= Richard W. Thorington Jr. =

American zoologist and curator

Richard Wainwright "Thor" Thorington Jr. (December 24, 1937 - February 24, 2017) was an American zoologist who made seminal contributions to mammalogy and evolutionary biology. He was known especially for his expertise on squirrels. After preparatory school at the Haverford School, he received the A.B. in biology from Princeton University in 1959 followed by the M.A. in 1963 and Ph.D. in 1964, both from Harvard University. His doctoral dissertation, supervised by Ernst Mayr, was entitled The biology of rodent tails: A Study of form and function. On completing his doctorate he took a position as primatologist with Harvard's Regional Primate Center, in which capacity he studied monkeys in Brazil, Colombia, and Panama. In 1969 he moved to the Smithsonian Institution as a curator of mammals, where he remained until his retirement in 2009. From 1987 until 1992 he served as chair of the department of vertebrate zoology.

In the late 1970s he developed Charcot-Marie-Tooth syndrome, which ultimately left him a quadriplegic.
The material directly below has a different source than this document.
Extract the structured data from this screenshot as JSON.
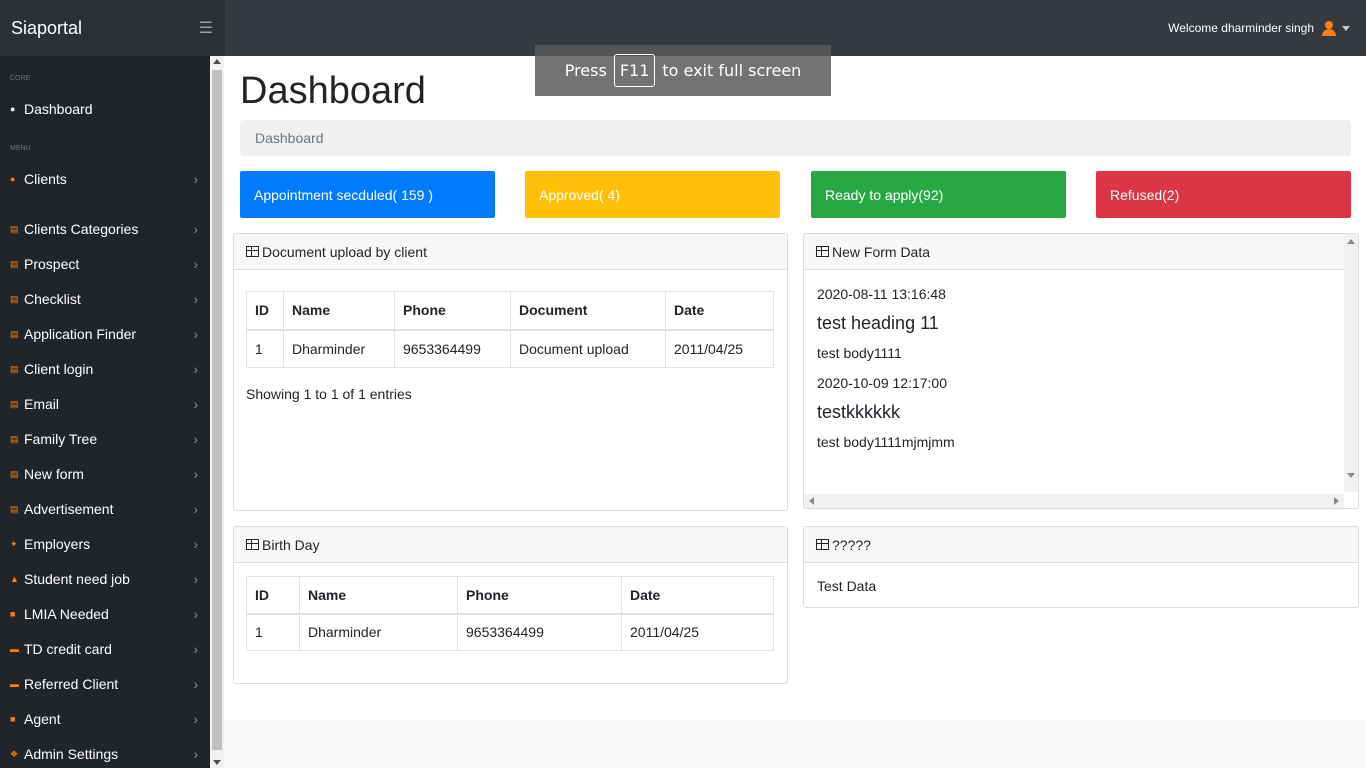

As a result, he shifted his research to squirrels. He carried out field research in North America, India, and Southeast Asia. As his mobility deteriorated he shifted his focus to museum studies of systematics and anatomy, using the Smithsonian's collection of over 30,000 specimens of squirrels. In addition to numerous technical publications, he co-authored the book Squirrels of the World, a profusely illustrated, encyclopedic treatment of all 285 known species of squirrel.

Thorington was a member of the American Society of Mammalogists. The oldest known fossil squirrel species, Hesperopetes thoringtoni, is named in his honor.

==Personal life==
Thorington was born on December 24, 1937, in Philadelphia, Pennsylvania to Katherine Louise Moffat Thorington and Richard Wainwright Thorington Sr. In 1967, he married Caroline "Carey" Miller, an artist. They had two daughters, Ellen and Katherine, also a biologist. He died on February 24, 2017, at the age of 79 in Bethesda, Maryland of a blood infection.